1. Neonatal resuscitator

PATH identifies and assesses equipment, such as manually operated neonatal resuscitation devices,* that can help health workers save lives. When we find promising devices, we test them rigorously and identify ways to make them better suited for use in resource-limited settings. We also build capacity around procurement and processing of these reuseable devices with health workers at the country level to increase access and correct use.

Samples of chlorhexidine (for antiseptic treatment of umbilical cords), liquid in a spray bottle, and gel in a tube.

Chlorhexidine gel or liquid is a simple, inexpensive, and effective lifesaving medicine that could save more than 300,000 newborns in their first days of life. Photo: PATH/Patrick McKern.

2. Chlorhexidine

About one-third of newborn deaths in developing countries are related to severe infection. By applying chlorhexidine* on a newborn’s umbilical cord, we can dramatically reduce that risk. This is a simple, inexpensive, and effective lifesaver that can be used by health care workers or at home by family members. The potential impact? Annually, more than 300,000 newborns could be saved in their first days of life.

PATH leads an international group of organizations committed to advancing the use of 7.1 percent chlorhexidine digluconate for umbilical cord care through advocacy and technical assistance. We’re also working jointly with manufacturers in African and Asian countries to increase availability of the product made by local producers.

A woman holds a preterm newborn baby.

For newborns who don’t have access to breastmilk, human milk banks provide safe and nutrient-rich mother’s milk. Photo: PATH/Tom Furtwangler.

3. Human milk banking

Human milk is the best first food for newborns. Human milk banks, which rely on donated mothers’ milk, play an important part in ensuring that safe, pasteurized human milk is available to babies without access to their own mother’s milk. These banks are especially crucial for babies who are premature, low birthweight, or orphaned.

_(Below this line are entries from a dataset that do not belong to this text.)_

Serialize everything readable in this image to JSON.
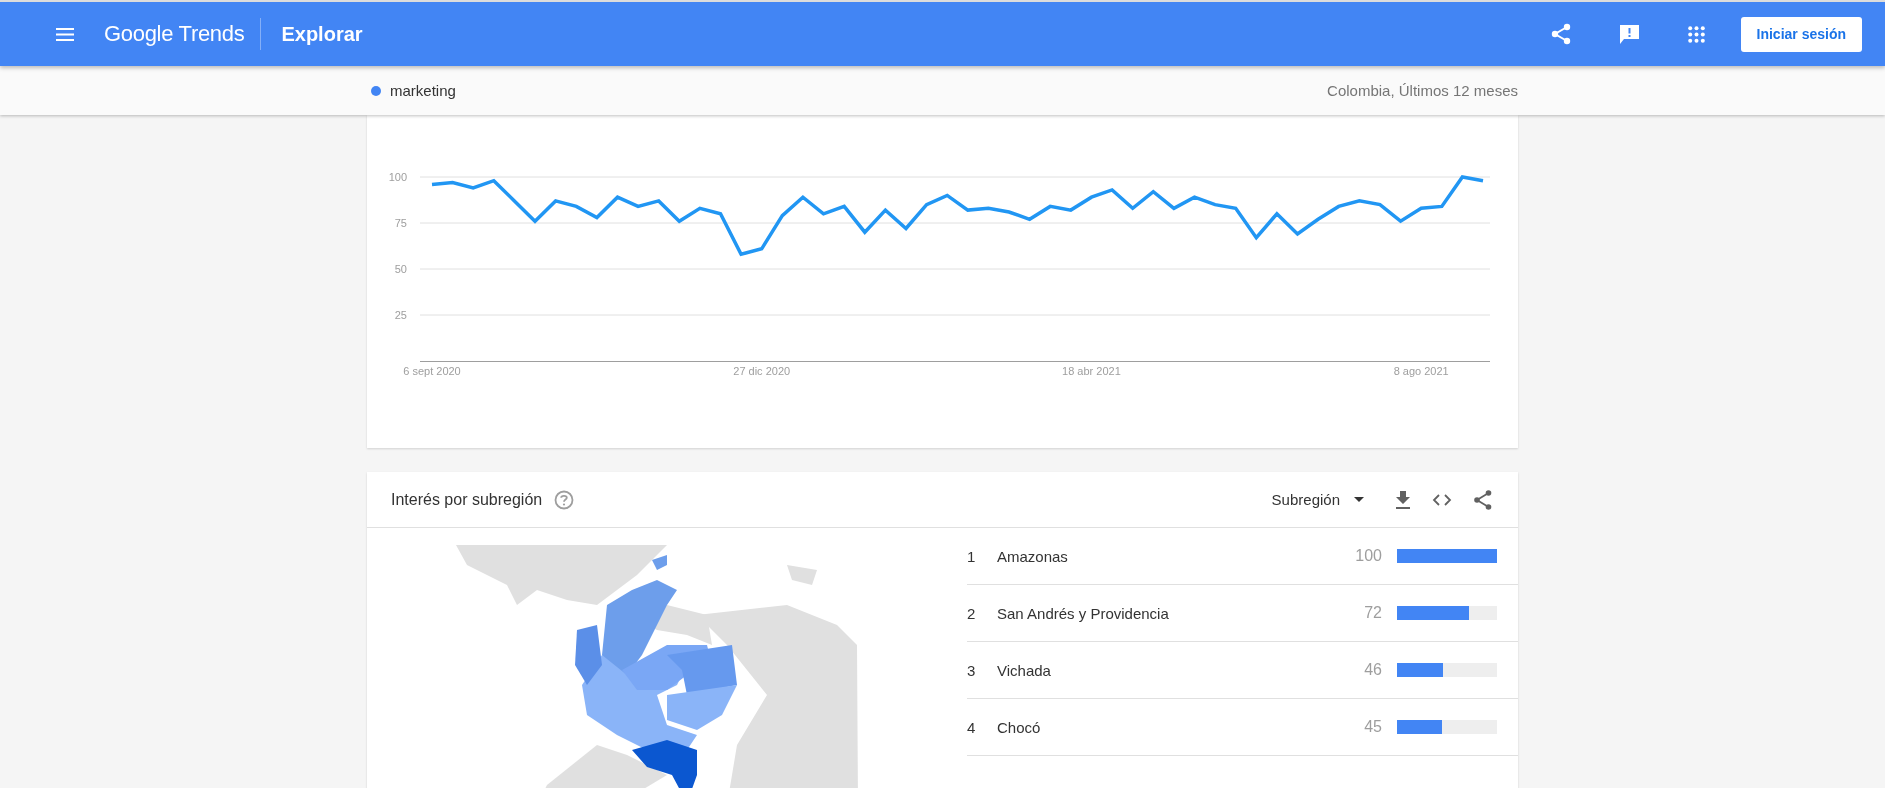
{
  "app_bar": {
    "logo": "Google Trends",
    "page_title": "Explorar",
    "sign_in_button": "Iniciar sesión"
  },
  "comparison_bar": {
    "terms": [
      {
        "label": "marketing",
        "color": "#4285f4"
      }
    ],
    "scope": "Colombia, Últimos 12 meses"
  },
  "interest_over_time": {
    "chart_data": {
      "type": "line",
      "categories": [
        "6 sept 2020",
        null,
        null,
        null,
        null,
        null,
        null,
        null,
        null,
        null,
        null,
        null,
        null,
        null,
        null,
        null,
        "27 dic 2020",
        null,
        null,
        null,
        null,
        null,
        null,
        null,
        null,
        null,
        null,
        null,
        null,
        null,
        null,
        null,
        "18 abr 2021",
        null,
        null,
        null,
        null,
        null,
        null,
        null,
        null,
        null,
        null,
        null,
        null,
        null,
        null,
        null,
        "8 ago 2021",
        null,
        null,
        null
      ],
      "series": [
        {
          "color": "#2196f3",
          "values": [
            96,
            97,
            94,
            98,
            87,
            76,
            87,
            84,
            78,
            89,
            84,
            87,
            76,
            83,
            80,
            58,
            61,
            79,
            89,
            80,
            84,
            70,
            82,
            72,
            85,
            90,
            82,
            83,
            81,
            77,
            84,
            82,
            89,
            93,
            83,
            92,
            83,
            89,
            85,
            83,
            67,
            80,
            69,
            77,
            84,
            87,
            85,
            76,
            83,
            84,
            100,
            98
          ]
        }
      ],
      "ylim": [
        0,
        100
      ],
      "yticks": [
        25,
        50,
        75,
        100
      ],
      "grid": true
    }
  },
  "interest_by_subregion": {
    "title": "Interés por subregión",
    "resolution_dropdown": "Subregión",
    "rows": [
      {
        "rank": "1",
        "name": "Amazonas",
        "value": "100",
        "level": 1
      },
      {
        "rank": "2",
        "name": "San Andrés y Providencia",
        "value": "72",
        "level": 0.72
      },
      {
        "rank": "3",
        "name": "Vichada",
        "value": "46",
        "level": 0.46
      },
      {
        "rank": "4",
        "name": "Chocó",
        "value": "45",
        "level": 0.45
      }
    ]
  }
}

And yet, the high cost of commercial-grade milk pasteurizers is one reason why it’s been difficult to bring this lifesaving intervention to poor countries—the very places where vulnerable infants are at the highest risk.

PATH is a global leader on this issue, collaborating with milk banking organizations and experts around the world, strengthening health services in specific countries like South Africa and India, and designing and advancing cost-saving technologies.

A Nifty cup is held in a woman's hand.

The NIFTY cup, designed to allow infants to drink breastmilk at their own individual pace. Video: PATH/Patrick McKern.

4. NIFTY cup

Ideally all newborns should be fed breastmilk, but millions of babies are born each year who can’t breastfeed or drink through a bottle due to prematurity or craniofacial anomalies like cleft lip or palate. The inability to feed properly puts them at risk of starvation. The NIFTY cup** was designed to allow infants to drink at their own individual pace. The flow of milk is much easier to control through a unique reservoir and flow channels. This also prevents waste by letting infants lap the milk.

PATH’s multidisciplinary team of product development, public health, and commercialization experts partnered with epidemiological, dental, and medical experts at Seattle Children’s and the University of Washington to create the NIFTY™ cup. This solution, although still in the research and development stages, has the potential to save millions of lives.

*Neonatal resuscitator and chlorhexidine:
Support for these projects is made possible by the generous support of the American people through the United States Agency for International Development (USAID) under the terms of the HealthTech V Cooperative Agreement #AID-OAA-A-11-00051. The contents are the responsibility of PATH and do not necessarily reflect the views of USAID or the US Government.

**NIFTY cup:
PATH was nominated for a $250,000 validation award from the Saving Lives at Birth: A Grand Challenge for Development– a partnership of the United States Agency for International Development (USAID), the Government of Norway, the Bill & Melinda Gates Foundation, Grand Challenges Canada, the U.K.’s Department for International Development (DFID), and the Korea International Cooperation Agency (KOICA), which will fund the next phase of research and development.